Sony Pictures Classics
While you will enjoy The Secret in Their Eyes as I did, it could have been much better. As I stood at the door waiting for the next performance of the Argentinian film to begin, I asked those leaving the theater what they thought of the movie. The responses were "brilliant," "outstanding," and "wonderful." One woman said she didn't think I would enjoy it to the fullest, because I wouldn't understand the colloquialisms. She was right. The audience clearly consisted of a Spanish-speaking contingent that laughed out loud on a number of occasions when the English subtitles conveyed nothing humorous.
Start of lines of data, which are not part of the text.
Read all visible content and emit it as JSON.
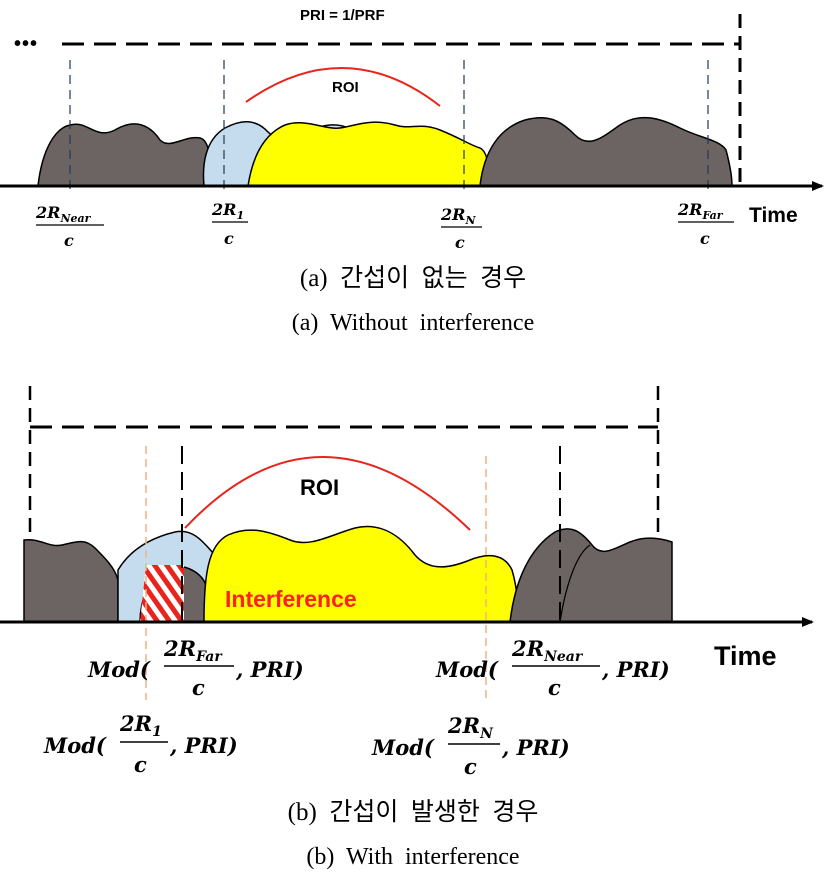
{
  "panel_a": {
    "pri_label": "PRI = 1/PRF",
    "ellipsis": "•••",
    "roi_label": "ROI",
    "time_label": "Time",
    "markers": [
      {
        "num": "2R",
        "sub": "Near",
        "den": "c"
      },
      {
        "num": "2R",
        "sub": "1",
        "den": "c"
      },
      {
        "num": "2R",
        "sub": "N",
        "den": "c"
      },
      {
        "num": "2R",
        "sub": "Far",
        "den": "c"
      }
    ],
    "caption_ko": "(a)  간섭이  없는  경우",
    "caption_en": "(a)  Without  interference"
  },
  "panel_b": {
    "roi_label": "ROI",
    "interference_label": "Interference",
    "time_label": "Time",
    "mod_labels": [
      {
        "prefix": "Mod(",
        "num": "2R",
        "sub": "Far",
        "den": "c",
        "suffix": ", PRI)"
      },
      {
        "prefix": "Mod(",
        "num": "2R",
        "sub": "Near",
        "den": "c",
        "suffix": ", PRI)"
      },
      {
        "prefix": "Mod(",
        "num": "2R",
        "sub": "1",
        "den": "c",
        "suffix": ", PRI)"
      },
      {
        "prefix": "Mod(",
        "num": "2R",
        "sub": "N",
        "den": "c",
        "suffix": ", PRI)"
      }
    ],
    "caption_ko": "(b)  간섭이  발생한  경우",
    "caption_en": "(b)  With  interference"
  },
  "colors": {
    "clutter_gray": "#6b6463",
    "light_blue": "#c5dcef",
    "yellow": "#ffff00",
    "roi_red": "#e8241c",
    "interference_red": "#ff2020",
    "dash_blue": "#1f3a5a",
    "dash_orange": "#f4b183"
  }
}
The film, located in or near Buenos Aires, contains a number of flashbacks not clearly identified as such so there is some confusion. It takes place in the early era of the Peron fascist dictatorship. While Eva and Juan Peron are not depicted in the film, the presence of a dictatorship is displayed by the actions of police bureaucracy in a rape and murder case.
Shortly into the movie, a very graphic rape occurs. The woman pleads for her assailant to stop, but he continues and ultimately kills her. The murderer is not identified and the case is closed until a detective, Benjamin (Ricardo Darin), decides to write a book on the unsolved murder over the objections of the police department. Benjamin's former superior, Irene (Soledad Villamil), a rich, cultured and beautiful woman who is in love with him, decides to help. So too does his very funny, alcoholic buddy, Sandoval (Guillermo Francella).